Monday, February 29, 2016

How It Started

There is this instant connection that I thought only existed in movies and novels but it is real. 

The absolute convergence of two separate souls, braiding into one, in a split second of eye contact. 

It felt just like a moment of suspended reality, the room becoming a tunnel of just him and I. Nothing else existed and nothing else needed to. 

I knew at that moment that something was different, but I was mean, and I knew he was meaner. 

We carried on with or less than pleasant lives separately for months, conversing only when we had to. Our manager started to schedule us together once a week, for only three to four hours. Every moment spent together behind the counter of our mediocre gas station was suddenly a little less awful, and a little more fun. We we're both dismissive and standoffish, but we laughed, and smiled, and more often than not smoked way too much pot to be useful. We clicked as cashiers, we made an excellent team, and we left it at that, coexisting. 

Fast forwarding to the end of November, we we're working, everything was less than ok for me, I had left my abusive boyfriend of three years just a week earlier. I was sad, and angry, I hadn't slept in days, and I hadn't eaten in longer. I was in one hell of a mood. Ready to fight and ready to cut anyone down for anything and everything. I didn't need a reason and I didn't want one either.

I tried to laugh and smile with Quin anyway.

We started to "spit shit" about the people around us like we had always done. I was starting to feel better about everything around me, As soon as my anger had all but left me,, my ex came into the gas station. I was feeling as "ok" about it as I could, gritting my teeth as Quin rang in his pack of Marlboro's, and grinding them as he asked me about something that I can't remember. Then he was gone, and I was fine. 

A few minutes later, after a bit of analyzing, Quin told me that he had never seen two people act so pleasantly toward one another after a break up and he "bet we'd be back together soon."

Rage hit me in that moment harder than any person ever had or ever could, I wanted nothing more than to spit every drop of venom from my mouth directly into his face. I wanted to hit, and kick, and scream, and cut him down for not understanding that I had spent the last three years in Hell, and how hard it was for me to get out. To let him know that is was gut-wrenching for me that he assumed that I would ever go back now that i was gone. But I couldn't.

I had been hurt, very hurt, but I didn't want to hurt him back. That was new to me. I was all but famous or hurting people far worse than they could ever hurt me. Instead I told him that he was upsetting me, but I wasn't going to yell at him, and I wasn't going to get mad. I just need him to know that he was hurting me.

Quintin reacted poorly, with anger, and he asked very sharply, "What makes you think I give a fuck about your feelings?' 






Sunday, February 28, 2016

Before The Beginning

Late summer, I was working as an assistant manager at a gas station in our hometown, I was angry, depressed, lonely and a heavy pot smoker. 

Quintin was working at the same gas station as the "weekend midnight attendant", he was angry, depressed, lonely, and a heavy pot smoker. 

Up until this point, Quin and I had led very similar lives.

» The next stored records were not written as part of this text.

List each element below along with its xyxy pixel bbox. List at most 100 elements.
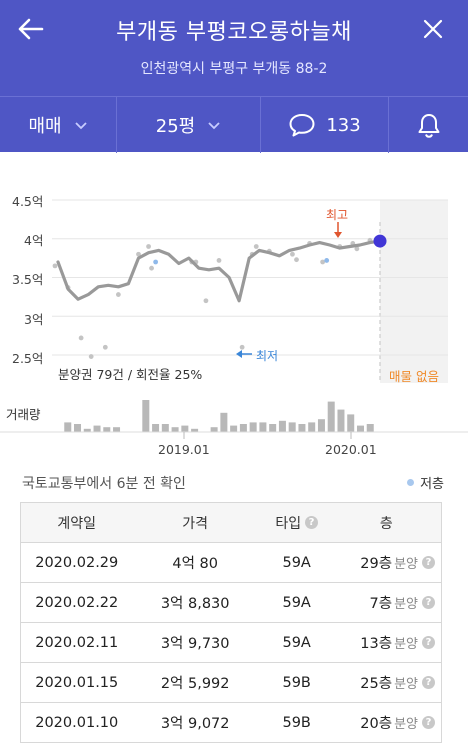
table-row[interactable]: 2020.02.29 4억 80 59A 29층 분양? (21, 543, 441, 583)
presale-stats: 분양권 79건 / 회전율 25% (58, 367, 203, 382)
volume-bar (220, 412, 228, 432)
volume-bar (337, 409, 345, 432)
transaction-dot (153, 259, 159, 265)
table-row[interactable]: 2020.02.11 3억 9,730 59A 13층 분양? (21, 623, 441, 663)
volume-bar (259, 422, 267, 432)
volume-bar (317, 419, 325, 432)
transaction-dot (320, 259, 326, 265)
row-presale-tag: 분양 (394, 557, 418, 572)
volume-bar (239, 424, 247, 432)
comment-count: 133 (326, 114, 361, 136)
help-icon[interactable]: ? (422, 676, 435, 689)
table-header-row: 계약일 가격 타입 ? 층 (21, 503, 441, 543)
y-tick-label: 3억 (24, 312, 44, 327)
volume-bar (278, 420, 286, 432)
volume-bar (161, 424, 169, 432)
table-row[interactable]: 2020.01.10 3억 9,072 59B 20층 분양? (21, 703, 441, 743)
app-header: 부개동 부평코오롱하늘채 인천광역시 부평구 부개동 88-2 (0, 0, 468, 96)
close-button[interactable] (418, 14, 448, 44)
chevron-down-icon (74, 122, 87, 130)
row-type: 59B (282, 674, 311, 691)
transaction-dot (253, 244, 259, 249)
volume-bar (210, 427, 218, 432)
help-icon[interactable]: ? (422, 636, 435, 649)
row-floor: 13층 분양? (332, 632, 442, 653)
price-chart-svg (0, 199, 468, 439)
y-tick-label: 2.5억 (12, 351, 44, 366)
header-type[interactable]: 타입 ? (262, 513, 332, 533)
row-price: 3억 8,830 (160, 596, 230, 612)
page-title: 부개동 부평코오롱하늘채 (116, 20, 352, 45)
volume-bar (356, 425, 364, 432)
row-floor-value: 7층 (369, 596, 393, 612)
size-dropdown[interactable]: 25평 (116, 97, 260, 153)
table-row[interactable]: 2020.01.15 2억 5,992 59B 25층 분양? (21, 663, 441, 703)
low-price-label: 최저 (256, 349, 279, 363)
price-chart[interactable]: 4.5억 4억 3.5억 3억 2.5억 최고 최저 분양권 79건 / 회전율… (0, 152, 468, 468)
row-price: 3억 9,072 (160, 716, 230, 732)
bell-icon (418, 114, 439, 138)
trade-type-dropdown[interactable]: 매매 (0, 97, 116, 153)
x-tick-label: 2020.01 (325, 442, 377, 457)
transaction-dot (290, 251, 295, 257)
address-text: 인천광역시 부평구 부개동 88-2 (140, 61, 328, 77)
volume-bars (64, 400, 374, 432)
volume-bar (171, 427, 179, 432)
current-price-marker (373, 234, 387, 248)
back-arrow-icon (18, 18, 44, 40)
y-tick-label: 3.5억 (12, 272, 44, 287)
info-row: 국토교통부에서 6분 전 확인 저층 (0, 468, 468, 498)
size-label: 25평 (155, 116, 196, 137)
volume-bar (152, 424, 160, 432)
header-price: 가격 (182, 515, 209, 532)
legend-low-label: 저층 (420, 477, 444, 492)
x-tick-label: 2019.01 (158, 442, 210, 457)
transaction-dot (294, 257, 299, 263)
row-presale-tag: 분양 (394, 597, 418, 612)
row-price: 4억 80 (172, 556, 218, 572)
row-floor: 7층 분양? (332, 592, 442, 613)
low-arrow-head (236, 350, 242, 358)
row-floor: 29층 분양? (332, 552, 442, 573)
help-icon[interactable]: ? (422, 556, 435, 569)
transaction-dot (115, 292, 121, 297)
transaction-dot (136, 251, 141, 257)
filter-toolbar: 매매 25평 133 (0, 96, 468, 153)
header-date: 계약일 (57, 515, 97, 532)
trade-type-label: 매매 (28, 116, 62, 137)
table-row[interactable]: 2020.02.22 3억 8,830 59A 7층 분양? (21, 583, 441, 623)
volume-label: 거래량 (6, 407, 41, 422)
alert-button[interactable] (388, 97, 468, 153)
row-type: 59A (282, 634, 311, 651)
help-icon[interactable]: ? (305, 516, 319, 529)
back-button[interactable] (14, 14, 48, 44)
volume-bar (64, 422, 72, 432)
transaction-dot (102, 344, 108, 350)
help-icon[interactable]: ? (422, 596, 435, 609)
high-price-label: 최고 (326, 208, 349, 222)
header-floor: 층 (379, 515, 393, 532)
row-date: 2020.01.10 (35, 714, 119, 731)
y-tick-label: 4.5억 (12, 194, 44, 209)
volume-bar (142, 400, 150, 432)
future-shade (380, 200, 448, 383)
legend-dot-icon (407, 479, 415, 486)
help-icon[interactable]: ? (422, 716, 435, 729)
transaction-dot (324, 258, 330, 263)
volume-bar (83, 428, 91, 432)
row-date: 2020.02.29 (35, 554, 119, 571)
y-tick-label: 4억 (24, 233, 44, 248)
volume-bar (230, 425, 238, 432)
row-floor-value: 29층 (360, 556, 393, 572)
comments-button[interactable]: 133 (260, 97, 388, 153)
volume-bar (288, 422, 296, 432)
transaction-dot (203, 298, 209, 304)
row-presale-tag: 분양 (394, 677, 418, 692)
transaction-dot (216, 258, 222, 263)
chevron-down-icon (208, 122, 220, 130)
header-type-label: 타입 (275, 515, 302, 532)
row-type: 59A (282, 594, 311, 611)
volume-bar (181, 425, 189, 432)
no-listing-label: 매물 없음 (389, 369, 439, 384)
update-source-text: 국토교통부에서 6분 전 확인 (22, 476, 186, 492)
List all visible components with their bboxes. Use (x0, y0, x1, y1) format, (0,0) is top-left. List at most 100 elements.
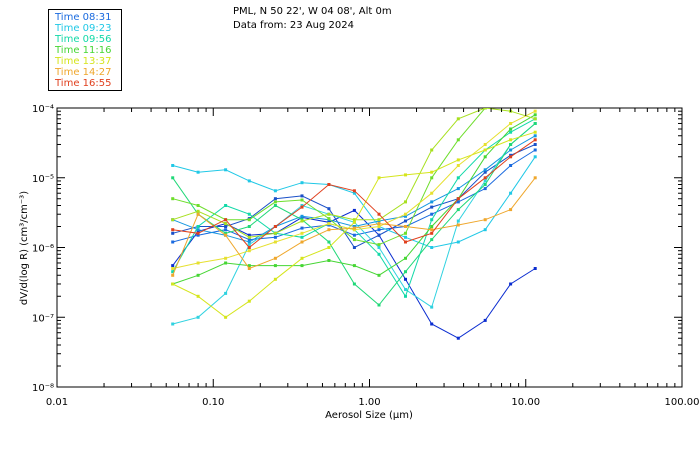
data-point (327, 222, 331, 226)
axes: 0.01 0.10 1.00 10.00 100.00 10⁻⁸ 10⁻⁷ 10⁻⁶ 10⁻⁵ 1… (32, 104, 700, 408)
data-point (273, 235, 277, 239)
y-axis-label: dV/d(log R) (cm³/cm⁻³) (19, 191, 30, 305)
legend-item: Time 16:55 (55, 78, 112, 89)
data-point (327, 259, 331, 262)
data-point (273, 189, 277, 193)
data-point (377, 228, 381, 232)
chart-subtitle: Data from: 23 Aug 2024 (233, 20, 354, 31)
data-point (300, 198, 304, 202)
data-point (430, 238, 434, 242)
data-point (352, 282, 356, 286)
data-point (430, 231, 434, 235)
data-point (509, 282, 513, 286)
data-point (171, 240, 175, 244)
data-point (327, 183, 331, 186)
legend-item: Time 09:56 (55, 34, 112, 45)
data-point (171, 218, 175, 222)
data-point (377, 218, 381, 222)
data-point (404, 235, 407, 239)
series-line (172, 123, 536, 306)
data-point (430, 225, 434, 228)
data-point (247, 235, 251, 239)
x-tick-label: 100.00 (665, 397, 700, 408)
data-point (224, 261, 228, 265)
data-point (196, 204, 200, 207)
data-point (483, 218, 487, 222)
data-point (377, 233, 381, 237)
data-point (352, 225, 356, 228)
data-point (300, 204, 304, 207)
data-point (533, 148, 537, 152)
data-point (456, 208, 460, 212)
data-point (377, 212, 381, 216)
data-point (509, 155, 513, 159)
data-point (533, 143, 537, 146)
data-point (273, 277, 277, 281)
data-point (377, 303, 381, 307)
data-point (247, 179, 251, 183)
data-point (533, 155, 537, 159)
data-point (171, 176, 175, 180)
data-point (196, 231, 200, 235)
data-point (171, 282, 175, 286)
data-point (224, 233, 228, 237)
data-point (404, 173, 407, 177)
data-point (224, 256, 228, 260)
data-point (509, 122, 513, 125)
data-point (300, 256, 304, 260)
data-point (196, 229, 200, 233)
data-point (196, 209, 200, 213)
data-point (196, 315, 200, 319)
data-point (247, 233, 251, 237)
data-point (300, 235, 304, 239)
legend: Time 08:31 Time 09:23 Time 09:56 Time 11… (48, 9, 122, 91)
data-point (377, 222, 381, 226)
series-line (172, 118, 536, 298)
legend-item: Time 08:31 (55, 12, 112, 23)
data-point (196, 225, 200, 228)
data-point (430, 176, 434, 180)
x-tick-label: 10.00 (511, 397, 540, 408)
data-point (509, 208, 513, 212)
data-point (352, 220, 356, 224)
data-point (483, 108, 487, 110)
data-point (352, 246, 356, 249)
data-point (533, 113, 537, 117)
data-point (404, 277, 407, 281)
data-point (483, 168, 487, 172)
data-point (171, 273, 175, 277)
data-point (247, 264, 251, 268)
data-point (509, 164, 513, 167)
data-point (533, 117, 537, 121)
data-point (352, 228, 356, 232)
data-point (247, 240, 251, 244)
data-point (456, 240, 460, 244)
data-point (300, 226, 304, 230)
y-tick-label: 10⁻⁸ (32, 383, 54, 394)
data-point (456, 176, 460, 180)
data-point (352, 226, 356, 230)
data-point (430, 191, 434, 195)
data-point (430, 305, 434, 309)
data-point (171, 322, 175, 326)
data-point (327, 217, 331, 221)
legend-item: Time 13:37 (55, 56, 112, 67)
data-point (404, 225, 407, 228)
x-tick-label: 0.01 (46, 397, 68, 408)
data-point (196, 170, 200, 174)
data-point (273, 200, 277, 204)
data-point (456, 164, 460, 167)
data-point (171, 197, 175, 201)
data-point (404, 294, 407, 298)
data-point (430, 148, 434, 152)
data-point (247, 249, 251, 253)
data-point (483, 148, 487, 152)
data-point (273, 264, 277, 268)
data-point (327, 240, 331, 244)
data-point (247, 267, 251, 270)
data-point (327, 207, 331, 211)
x-tick-label: 0.10 (202, 397, 224, 408)
data-point (483, 143, 487, 146)
data-point (300, 214, 304, 218)
data-point (404, 231, 407, 235)
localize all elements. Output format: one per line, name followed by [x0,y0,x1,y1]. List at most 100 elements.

Spinning doors, revolving around absent fathers and mothers who worked too much forcing us to become self-sufficient way too early, learning quickly how to care for ourselves and our siblings. We learned depression and stress and real anger before other kids could tie their shoes. We learned how to lie, and steal, and cheat before other kids could pour their own cereal. We were smoking and chewing and making money in unconventional ways before the children around us knew that those things existed. 

We grew up poor, so we grew up fast. Fighting for everything we had, and everything we didn't. Fighting life, fighting love, fighting fear, and people too. 

This is how we met; tired, angry, high, and ready to fight anyone who glanced at us in a negative way. 

I had known about Quintin for a long time, he ad always been intriguing to me, I saw myself inside of him. But I was mean, and I knew he was meaner. 

It would be years before we would really meet, and even longer before we were forced to converse. 

When it happened, I promise you that nothing in the world had ever been so great. Nothing had ever been more important.

Quick Post

Hi everyone! My name is Logan, and my fiance Quintin and I have one hell of a story to tell you, with no end in sight. Run-of-the-mill lives, a dramatic love story, drug abuse, disappointment, and the adventure of a life time. So lean your seat back and put your feet on the dash, here we go!